Translation (from Google and me):

The discussion around the Africa-focused statements by Cardinal Walter Kasper in an interview grows. Kasper denied saying, among other things, the following about African bishops: “They should not tell us too much what we have to do,” kath.net reported.

On the other hand, he said on Thursday afternoon: “I have never spoken about Africans, and I would never speak.” After that, however, the Zenit-editor published the audio of the interview, and said that even two other journalists were present. In the tape, the voice of Kasper is clear, and the statements are reproduced faithfully by Zenit. Cardinal Kasper announced on Friday morning to kath.net personally: “I was secretly recorded in a private conversation that was not an interview, with two other journalists and a third writer I do not know and who was not personally introduced to me; I did not comment, and even less did I authorize these words These are not decent journalistic methods.”

(If you are a fluent German speaker, I would appreciate an improvement on this rendering of Kasper’s words, as reported in kath.net.)

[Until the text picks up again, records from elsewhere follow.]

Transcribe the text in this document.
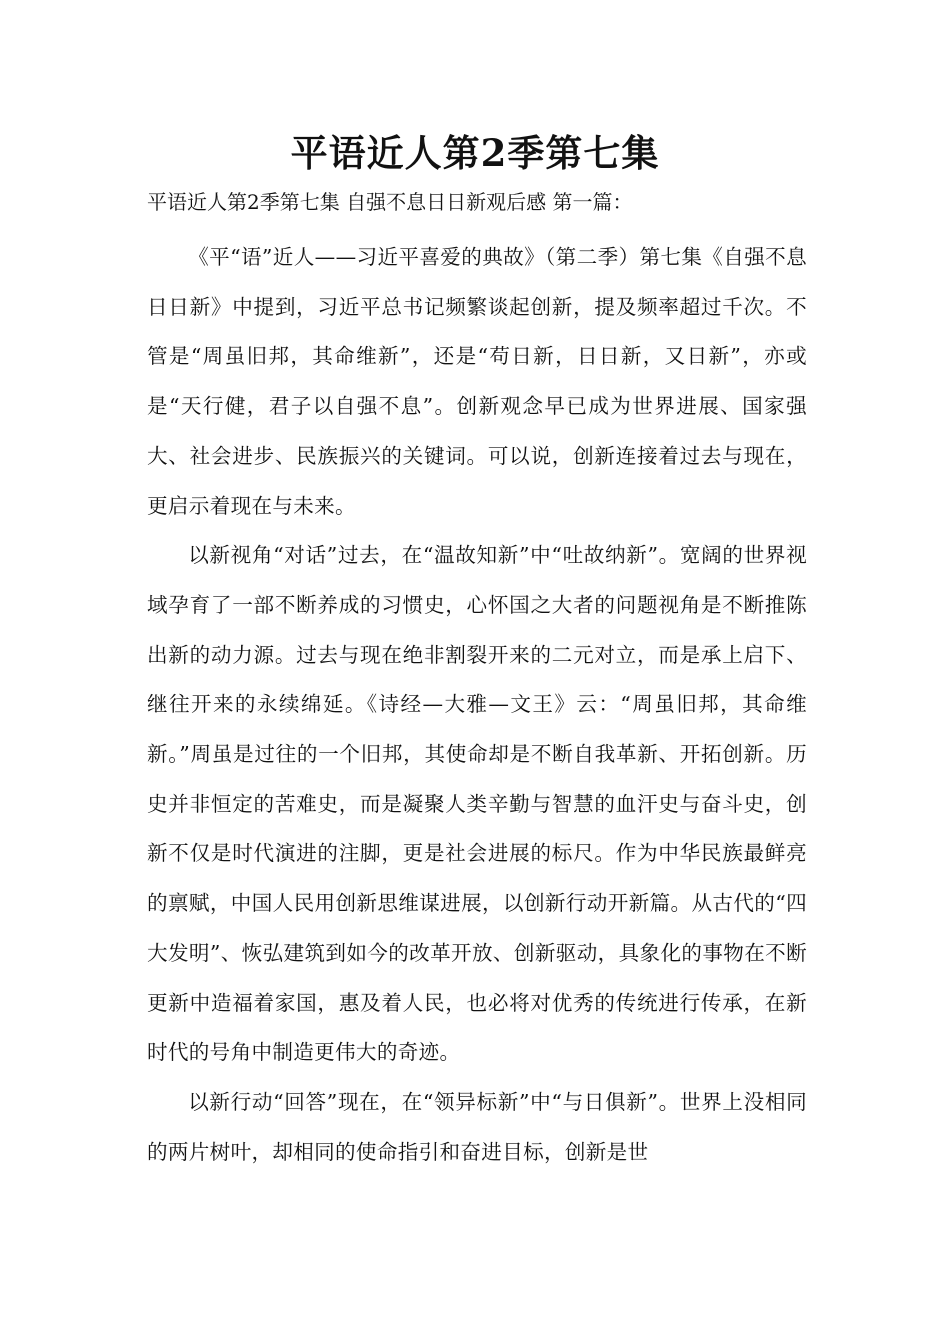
平语近人第2季第七集

平语近人第2季第七集 自强不息日日新观后感 第一篇：

《平“语”近人——习近平喜爱的典故》（第二季）第七集《自强不息日日新》中提到，习近平总书记频繁谈起创新，提及频率超过千次。不管是“周虽旧邦，其命维新”，还是“苟日新，日日新，又日新”，亦或是“天行健，君子以自强不息”。创新观念早已成为世界进展、国家强大、社会进步、民族振兴的关键词。可以说，创新连接着过去与现在，更启示着现在与未来。

以新视角“对话”过去，在“温故知新”中“吐故纳新”。宽阔的世界视域孕育了一部不断养成的习惯史，心怀国之大者的问题视角是不断推陈出新的动力源。过去与现在绝非割裂开来的二元对立，而是承上启下、继往开来的永续绵延。《诗经—大雅—文王》云：“周虽旧邦，其命维新。”周虽是过往的一个旧邦，其使命却是不断自我革新、开拓创新。历史并非恒定的苦难史，而是凝聚人类辛勤与智慧的血汗史与奋斗史，创新不仅是时代演进的注脚，更是社会进展的标尺。作为中华民族最鲜亮的禀赋，中国人民用创新思维谋进展，以创新行动开新篇。从古代的“四大发明”、恢弘建筑到如今的改革开放、创新驱动，具象化的事物在不断更新中造福着家国，惠及着人民，也必将对优秀的传统进行传承，在新时代的号角中制造更伟大的奇迹。

以新行动“回答”现在，在“领异标新”中“与日俱新”。世界上没相同的两片树叶，却相同的使命指引和奋进目标，创新是世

This is remarkable. Kasper knew he was speaking to journalists, even if he did not know who Edward Pentin was (Pentin has been covering the Vatican for 10 years). Yet even though Kasper’s words, as reported, are undeniably true, he is accusing Pentin of ambushing him, and of being an unprofessional journalist. Listen to the tape yourself. It is simply not credible that Kasper was “secretly recorded,” or that this was a “private” conversation. Three journalists stopped the cardinal on a street and asked him straightforward, basic journalistic questions. Listen to the tape yourself. 

I suppose argumentum ad hominem is the last refuge of a scoundrelous prince of the Church. Thank God Pentin has that recording, and was able to make it public on the Internet. Kasper would have sooner seen this man lose his professional reputation than have owned up to the truth of what he, the cardinal, actually said.

Memo to journalists interviewing Walter Kasper in the future: always, always, always have your recorder on. Meanwhile, let us ponder Cardinal Kasper’s principle of media metaphysics: if an act of journalism committed in public redounds to the discredit of a German cardinal, that act of journalism is therefore fictional, no matter what the material evidence for its existence.

Next question: if a tree falls in the woods and Cardinal Kasper isn’t there to hear it, does it make a sound?

(By the way, John L. Allen has a good piece up on the clash between the German-speaking bishops and the African ones at this Synod. In short, he says that the Africans aren’t willing to Stepin Fetchit for the Europeans any longer.)